We have moved down the mountain to the coast of Costa Rica
, leaving behind not only the comfortable weather of Monteverde, but the strange, metallic song of the black-faced solitaire. However, we continue to hear, each morning, the astonishing thrumming made by the wings of the hummingbirds. And this morning I joined my daughter, and the owner of the spice farm
where she has been working this month, in welcoming the morning with a polyeurhythmic dance. Listening to the birds, entering myself into this dance, I am aware of the rhythmic nature of the world.
Last summer, I met a man who practiced transcendental meditation many hours each day, who said that he was sometimes able to "hear the vibration of the universe." Greene's book on The Fabric of the Cosmos (which I finally finished this morning) has a similar description:
According to string theory, there is only one fundamental ingredient -- the string -- and . . . different vibrational patterns correspond to different kinds of particles. . . .At the ultramicroscopic level, the universe would be akin to a string symphony vibrating matter into existence.
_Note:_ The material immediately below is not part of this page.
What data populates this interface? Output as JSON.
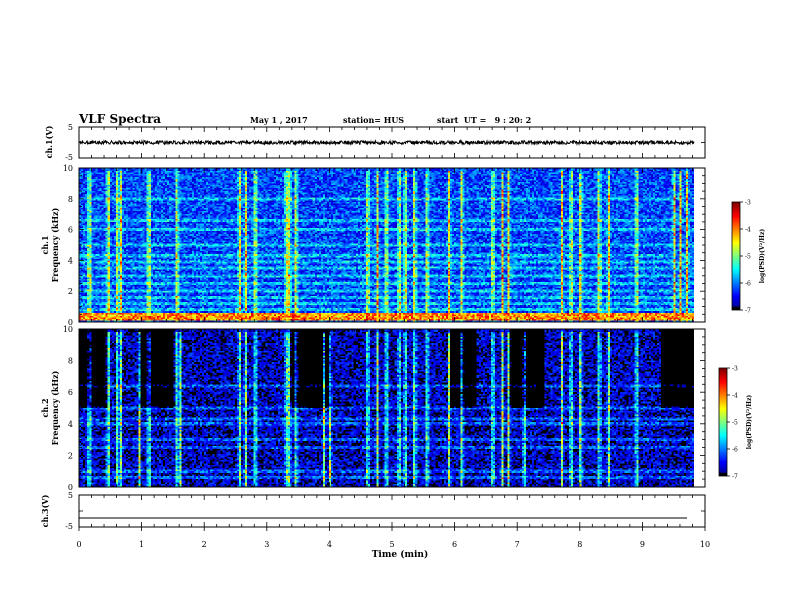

And yet, how very little we know, or are aware, of this vibration, of these deeper levels. Much of nature hides itself from us. Greene's got another great quip in this book:
"'Black holes have no hair,' meaning that they lack the kinds of detailed features that allow for individuality." This funny description works, not just for black holes, but for all that we experience. In line with the shadows in Plato's cave, our three-dimensional perceptions are, in contemporary physics, merely our reduced glimpses of the more richly structured, higher-dimensional entities/other worlds surrounding the "brane" in which we live, and of which we are aware. There's so much we don't see!